The mechanism underlying the selective upregulated cytokine production by allo- vs. isografts is unclear but it is possible that these influences may stem from the signaling networks mediated by many immune cell types, including microglia, and infiltrating lymphocytes such as T cells, NK and/or NK-T cells. Reduced cytokine abundance may attenuate many of the subsequent innate and adaptive responses in the host, including T-cell relevant processes of antigen presentation and expression of co-stimulatory molecules. It is also possible that NSAIDs act directly on neural progenitor cells to promote neurogenesis but we have not been able to detect differences in endogenous neurogenesis when these drugs are administered to naïve animals. This suggests that the primary mechanisms are related to cytokine production and/or modulating cytokine response in the host and graft.

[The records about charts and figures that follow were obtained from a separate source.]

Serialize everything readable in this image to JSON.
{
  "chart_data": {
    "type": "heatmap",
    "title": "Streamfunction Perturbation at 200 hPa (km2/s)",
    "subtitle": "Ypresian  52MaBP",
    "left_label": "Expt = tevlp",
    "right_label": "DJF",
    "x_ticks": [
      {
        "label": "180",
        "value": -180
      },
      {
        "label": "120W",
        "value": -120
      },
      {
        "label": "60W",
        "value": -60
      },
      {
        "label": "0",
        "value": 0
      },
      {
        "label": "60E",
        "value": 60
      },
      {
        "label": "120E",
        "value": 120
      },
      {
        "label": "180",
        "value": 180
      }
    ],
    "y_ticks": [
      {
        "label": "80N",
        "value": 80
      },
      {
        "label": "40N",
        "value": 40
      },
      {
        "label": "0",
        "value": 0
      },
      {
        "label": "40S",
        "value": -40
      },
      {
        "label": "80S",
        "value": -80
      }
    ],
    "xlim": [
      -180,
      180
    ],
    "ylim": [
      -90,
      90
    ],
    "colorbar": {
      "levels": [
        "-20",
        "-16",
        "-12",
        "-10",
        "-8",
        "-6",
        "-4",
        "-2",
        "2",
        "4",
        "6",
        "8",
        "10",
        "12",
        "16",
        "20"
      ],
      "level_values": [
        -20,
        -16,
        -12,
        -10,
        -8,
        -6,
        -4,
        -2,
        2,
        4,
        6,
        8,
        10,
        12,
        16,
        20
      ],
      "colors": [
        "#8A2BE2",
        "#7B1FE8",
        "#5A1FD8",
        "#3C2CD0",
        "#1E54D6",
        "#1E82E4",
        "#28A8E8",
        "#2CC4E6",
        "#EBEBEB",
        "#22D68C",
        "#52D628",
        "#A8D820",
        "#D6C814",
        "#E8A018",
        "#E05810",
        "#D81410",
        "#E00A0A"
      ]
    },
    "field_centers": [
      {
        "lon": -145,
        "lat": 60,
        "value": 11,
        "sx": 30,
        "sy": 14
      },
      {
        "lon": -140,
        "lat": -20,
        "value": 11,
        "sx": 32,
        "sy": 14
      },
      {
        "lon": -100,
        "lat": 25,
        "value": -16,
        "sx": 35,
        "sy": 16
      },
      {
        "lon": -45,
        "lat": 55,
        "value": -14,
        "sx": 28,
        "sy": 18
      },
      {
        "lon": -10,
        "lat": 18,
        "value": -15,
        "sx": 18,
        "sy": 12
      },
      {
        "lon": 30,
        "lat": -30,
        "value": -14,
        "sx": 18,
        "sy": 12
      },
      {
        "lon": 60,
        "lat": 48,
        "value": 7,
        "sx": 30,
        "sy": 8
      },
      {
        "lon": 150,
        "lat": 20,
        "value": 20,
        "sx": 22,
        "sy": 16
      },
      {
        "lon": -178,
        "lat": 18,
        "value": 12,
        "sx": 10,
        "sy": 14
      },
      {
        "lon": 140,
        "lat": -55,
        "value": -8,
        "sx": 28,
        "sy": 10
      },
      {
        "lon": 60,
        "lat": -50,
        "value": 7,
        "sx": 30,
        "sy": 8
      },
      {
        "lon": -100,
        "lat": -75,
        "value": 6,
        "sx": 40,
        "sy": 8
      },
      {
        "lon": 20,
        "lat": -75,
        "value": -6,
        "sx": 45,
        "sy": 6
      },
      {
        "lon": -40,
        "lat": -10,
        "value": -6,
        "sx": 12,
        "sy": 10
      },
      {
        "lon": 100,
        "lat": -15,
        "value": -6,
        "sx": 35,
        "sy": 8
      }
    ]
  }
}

CsA was surprisingly ineffective but this result is consistent with earlier studies evaluating allogeneic cell survival in the presence or absence of CsA 
. These studies have led to a general assumption in the field that allogeneic mismatch may not be relevant in neural transplantation because cell survival is similar in the presence or absence of CsA. In our model, even cells carrying the xenotypic jellyfish GFP protein had equivalent survival rates in wild type hosts and in congenic hosts where endogenously expressed GFP would not be a “foreign” protein. This highlights the relative tolerance of the brain to foreign tissues yet strengthens the importance of recognizing and understanding the more subtle immune-brain interaction that revolves around innate immune response and elaboration of proinflammatory cytokines. Although promising, care should be taken in interpreting our results using NSAIDs. The current study focused on the early post-graft period and did not include time points beyond 4 weeks. The chronic effects of both major and minor histocompatibility mismatch have not been fully addressed in the short time frames of the present study and it is possible that drugs such as CsA or adrenal steroids are indeed important in long-term outcome. However, the present study does draw our attention to the unexpected utility of non-steroidal immunomodulatory drugs that attenuate innate immune signaling and cytokine release triggered by transplantation. Together, the results confirm prior work that strongly mismatched allogeneic neural stem cell grafts can survive in the absence of immune suppression. However, it is also clear that histocompatibility does impact cell survival in this model and has a strongly selective effect on the abundance of graft-derived new neurons. Non-traditional immunomodulatory drugs, such as NSAIDs, may be valuable adjunct treatments for improving transplant survival in the CNS and promoting the therapeutic integration and retention of graft-derived neurons.